Banks have overtaken tech as the most overweight global sector as 68% say US/global internet stocks are "expensive", 12% say "bubble-like", and 15% say "fair". With the Fed on a hiking cycle and the potential for global tightening underway we understand the overweight towards banks. However, for the third straight month "Long Nasdaq" remains the most crowded trade.
Meanwhile, sentiment remains in check as cash levels are elevated and the biggest reason for holding extra cash is "Bearish views of the markets". This bearish stance coincides with expectations for "faster global growth" falling to 38% in July, down from 62% in January. Fund managers continue to lose faith in profit and earnings expectations as they sink to the lowest percentage since the US election. Additionally, 17% say corporate balance sheets are over-leveraged, the most since April 2009.
With the news that Republicans could not pull together enough support in the Senate to pass a health care overhaul this will only put more pressure on growth expectations. Much of those assumptions had been built on the idea that growth will come with less regulations and lower taxes. This theme could be pushed out further into the future with the failure to pass an Obamacare replacement. Sentiment could take a hit as traders fear tax reform will not take place this year.
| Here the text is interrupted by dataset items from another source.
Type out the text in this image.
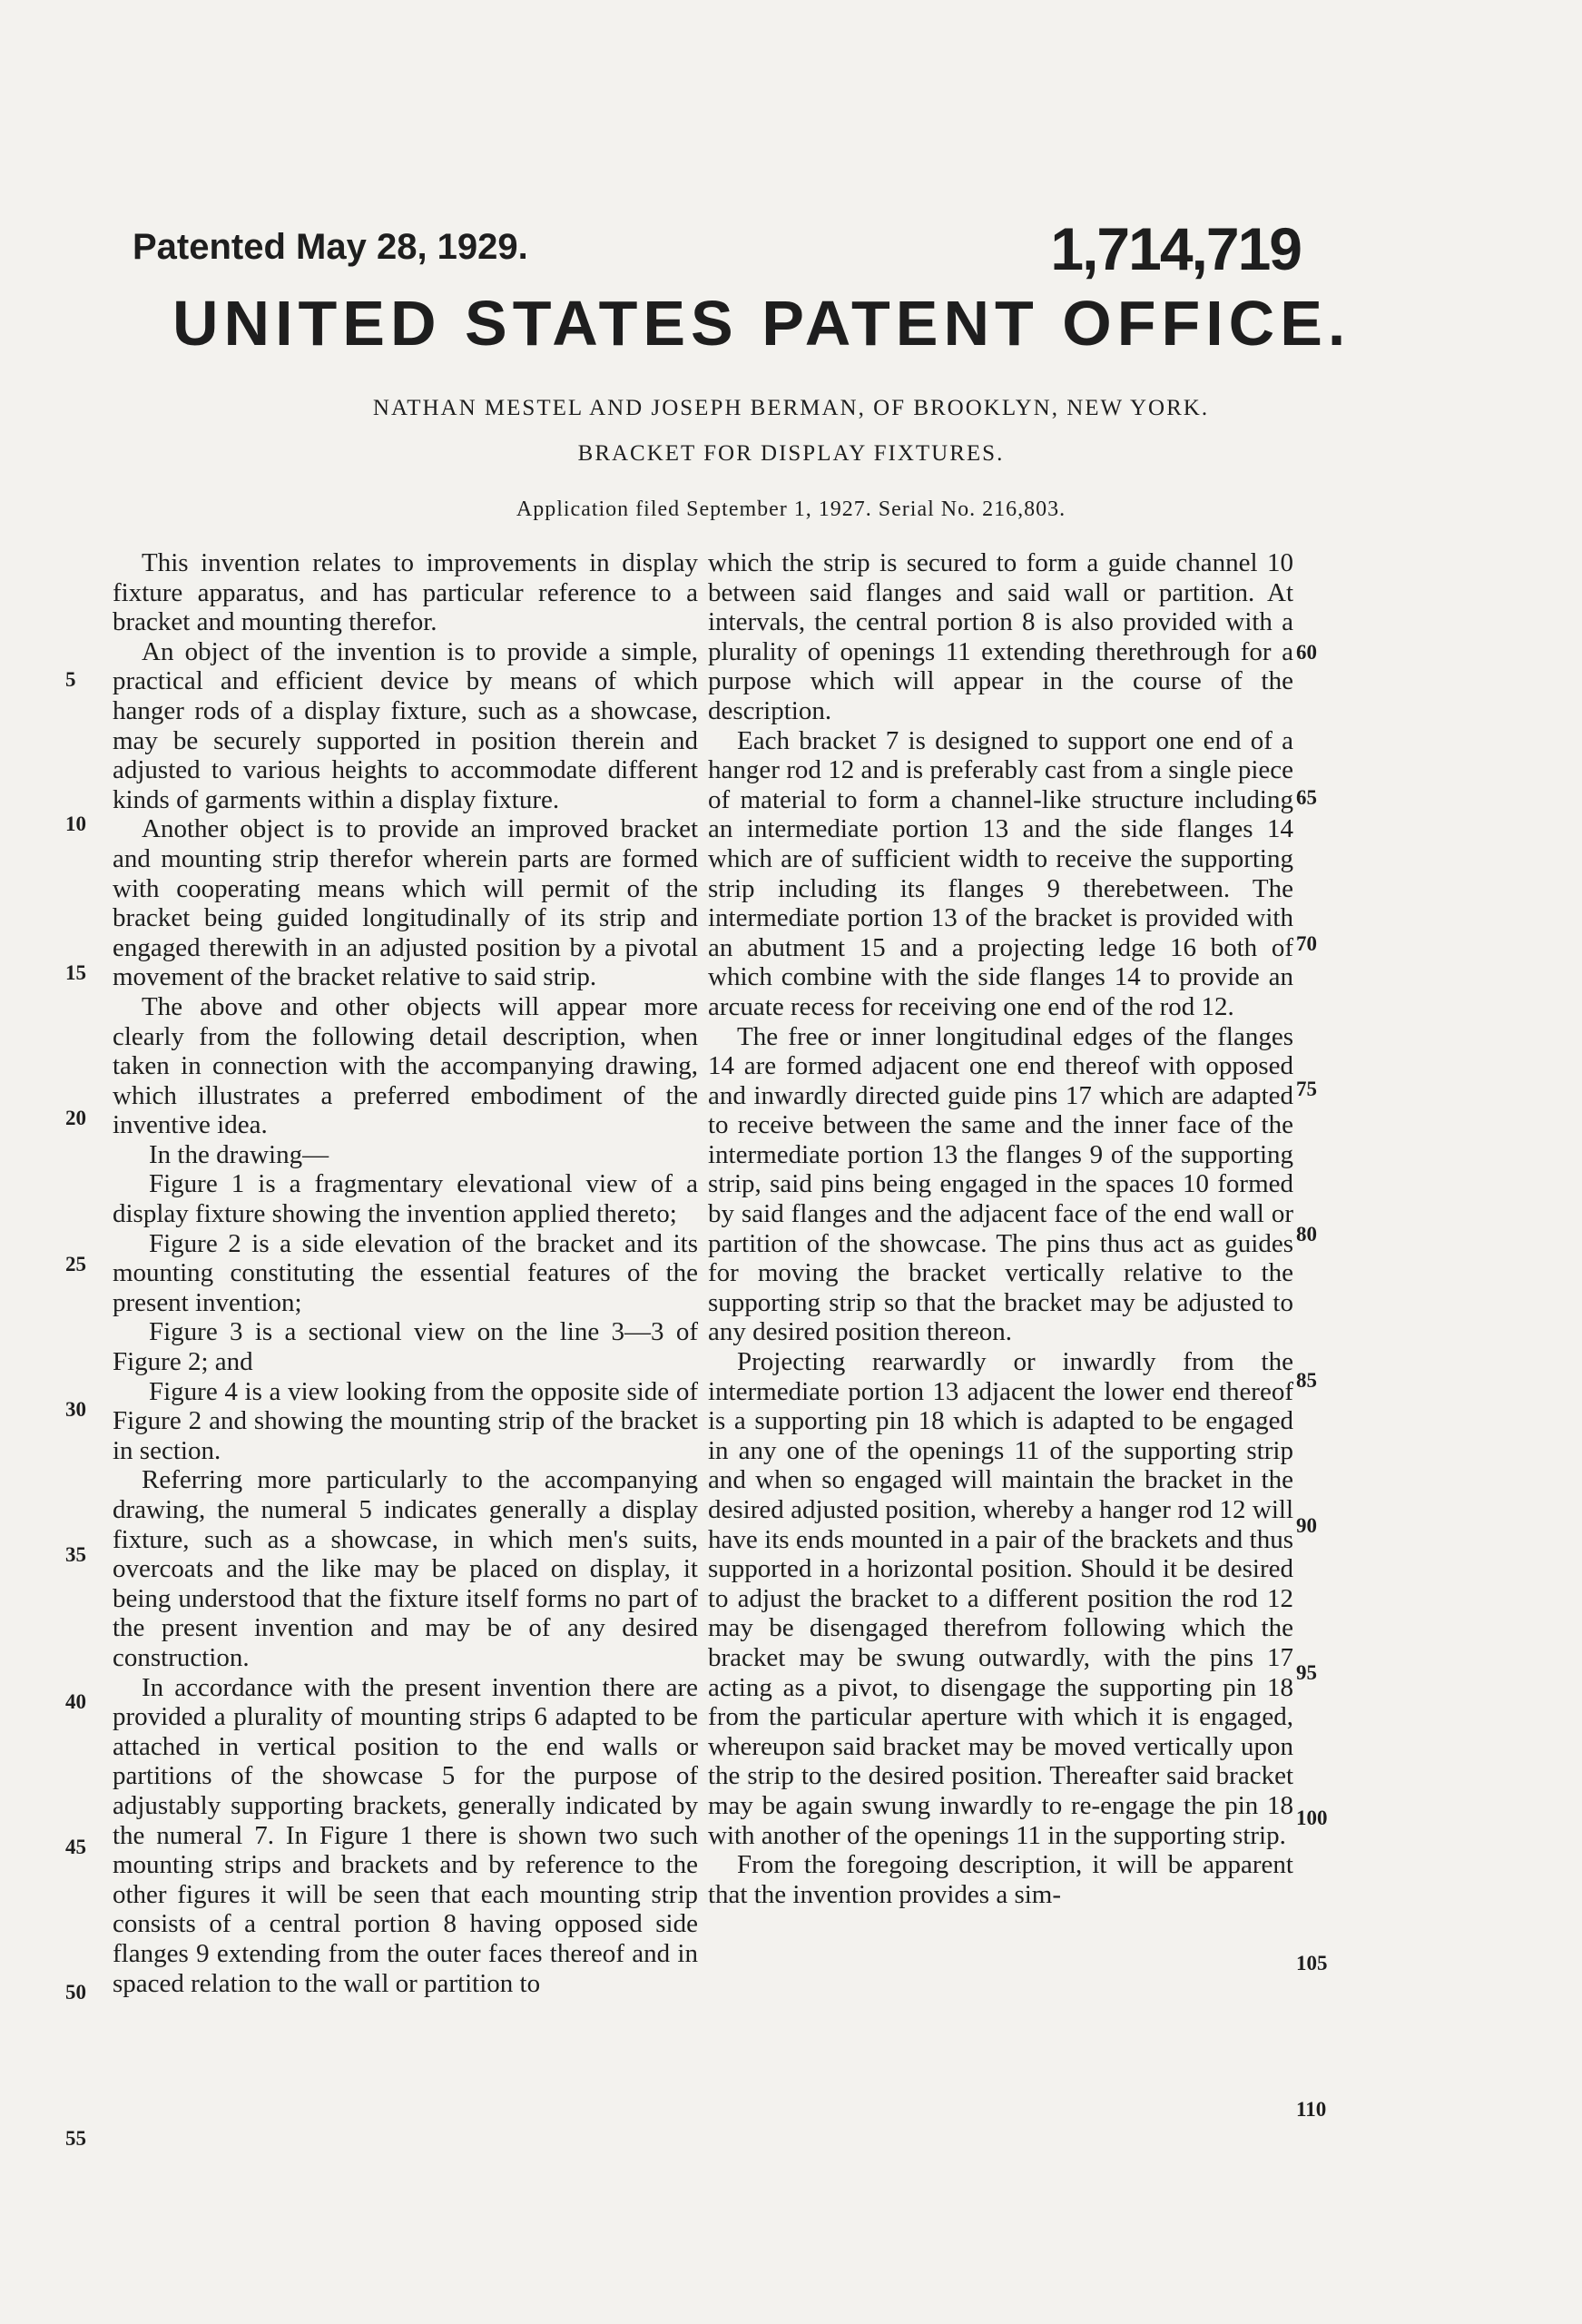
Patented May 28, 1929.	1,714,719
UNITED STATES PATENT OFFICE.
NATHAN MESTEL AND JOSEPH BERMAN, OF BROOKLYN, NEW YORK.
BRACKET FOR DISPLAY FIXTURES.
Application filed September 1, 1927. Serial No. 216,803.

This invention relates to improvements in display fixture apparatus, and has particular reference to a bracket and mounting therefor.

An object of the invention is to provide a simple, practical and efficient device by means of which hanger rods of a display fixture, such as a showcase, may be securely supported in position therein and adjusted to various heights to accommodate different kinds of garments within a display fixture.

Another object is to provide an improved bracket and mounting strip therefor wherein parts are formed with cooperating means which will permit of the bracket being guided longitudinally of its strip and engaged therewith in an adjusted position by a pivotal movement of the bracket relative to said strip.

The above and other objects will appear more clearly from the following detail description, when taken in connection with the accompanying drawing, which illustrates a preferred embodiment of the inventive idea.

In the drawing—

Figure 1 is a fragmentary elevational view of a display fixture showing the invention applied thereto;

Figure 2 is a side elevation of the bracket and its mounting constituting the essential features of the present invention;

Figure 3 is a sectional view on the line 3—3 of Figure 2; and

Figure 4 is a view looking from the opposite side of Figure 2 and showing the mounting strip of the bracket in section.

Referring more particularly to the accompanying drawing, the numeral 5 indicates generally a display fixture, such as a showcase, in which men's suits, overcoats and the like may be placed on display, it being understood that the fixture itself forms no part of the present invention and may be of any desired construction.

In accordance with the present invention there are provided a plurality of mounting strips 6 adapted to be attached in vertical position to the end walls or partitions of the showcase 5 for the purpose of adjustably supporting brackets, generally indicated by the numeral 7. In Figure 1 there is shown two such mounting strips and brackets and by reference to the other figures it will be seen that each mounting strip consists of a central portion 8 having opposed side flanges 9 extending from the outer faces thereof and in spaced relation to the wall or partition to

which the strip is secured to form a guide channel 10 between said flanges and said wall or partition. At intervals, the central portion 8 is also provided with a plurality of openings 11 extending therethrough for a purpose which will appear in the course of the description.

Each bracket 7 is designed to support one end of a hanger rod 12 and is preferably cast from a single piece of material to form a channel-like structure including an intermediate portion 13 and the side flanges 14 which are of sufficient width to receive the supporting strip including its flanges 9 therebetween. The intermediate portion 13 of the bracket is provided with an abutment 15 and a projecting ledge 16 both of which combine with the side flanges 14 to provide an arcuate recess for receiving one end of the rod 12.

The free or inner longitudinal edges of the flanges 14 are formed adjacent one end thereof with opposed and inwardly directed guide pins 17 which are adapted to receive between the same and the inner face of the intermediate portion 13 the flanges 9 of the supporting strip, said pins being engaged in the spaces 10 formed by said flanges and the adjacent face of the end wall or partition of the showcase. The pins thus act as guides for moving the bracket vertically relative to the supporting strip so that the bracket may be adjusted to any desired position thereon.

Projecting rearwardly or inwardly from the intermediate portion 13 adjacent the lower end thereof is a supporting pin 18 which is adapted to be engaged in any one of the openings 11 of the supporting strip and when so engaged will maintain the bracket in the desired adjusted position, whereby a hanger rod 12 will have its ends mounted in a pair of the brackets and thus supported in a horizontal position. Should it be desired to adjust the bracket to a different position the rod 12 may be disengaged therefrom following which the bracket may be swung outwardly, with the pins 17 acting as a pivot, to disengage the supporting pin 18 from the particular aperture with which it is engaged, whereupon said bracket may be moved vertically upon the strip to the desired position. Thereafter said bracket may be again swung inwardly to re-engage the pin 18 with another of the openings 11 in the supporting strip.

From the foregoing description, it will be apparent that the invention provides a sim-

5
10
15
20
25
30
35
40
45
50
55
60
65
70
75
80
85
90
95
100
105
110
The S&P 500 has now tied the second longest streak in history without a 5% pullback having gone 173 days without such a drop. The index first notched this marker in 2006-2007. The only longer streak was the massive 296-day span during the roaring bull market of the 90's from 1995-1996.
In a previous blog post we commented:
"Below we looked at all instances since 1990 where the NDX closed down more than 2% after having just made a new 52-week high on the prior trading day. From the data, the very short-term (5 days) is neutral but going out further there is a bias to the upside. It shouldn't surprise anyone if we make new highs sooner than expected. The one caveat in the data below is many of the data points happened during the super bull of the late 90's. If we included the crash of 87 the results are worse but it was such an outlier we chose to ignore. Regardless we thought it was interesting enough to present."
Since then all markets have made new highs or tested highs. The trends remain favorable to the bulls as all moving averages are pointing strongly higher. We still favor the trend and positioned bullishly but also acknowledge there will/should be pullbacks along the way. With seasonality setting up for a potential increase in volatility along with the excessive length without a 5% pullback, we are comfortable being patient with some cash on the sidelines looking for better entries as we navigate earnings season.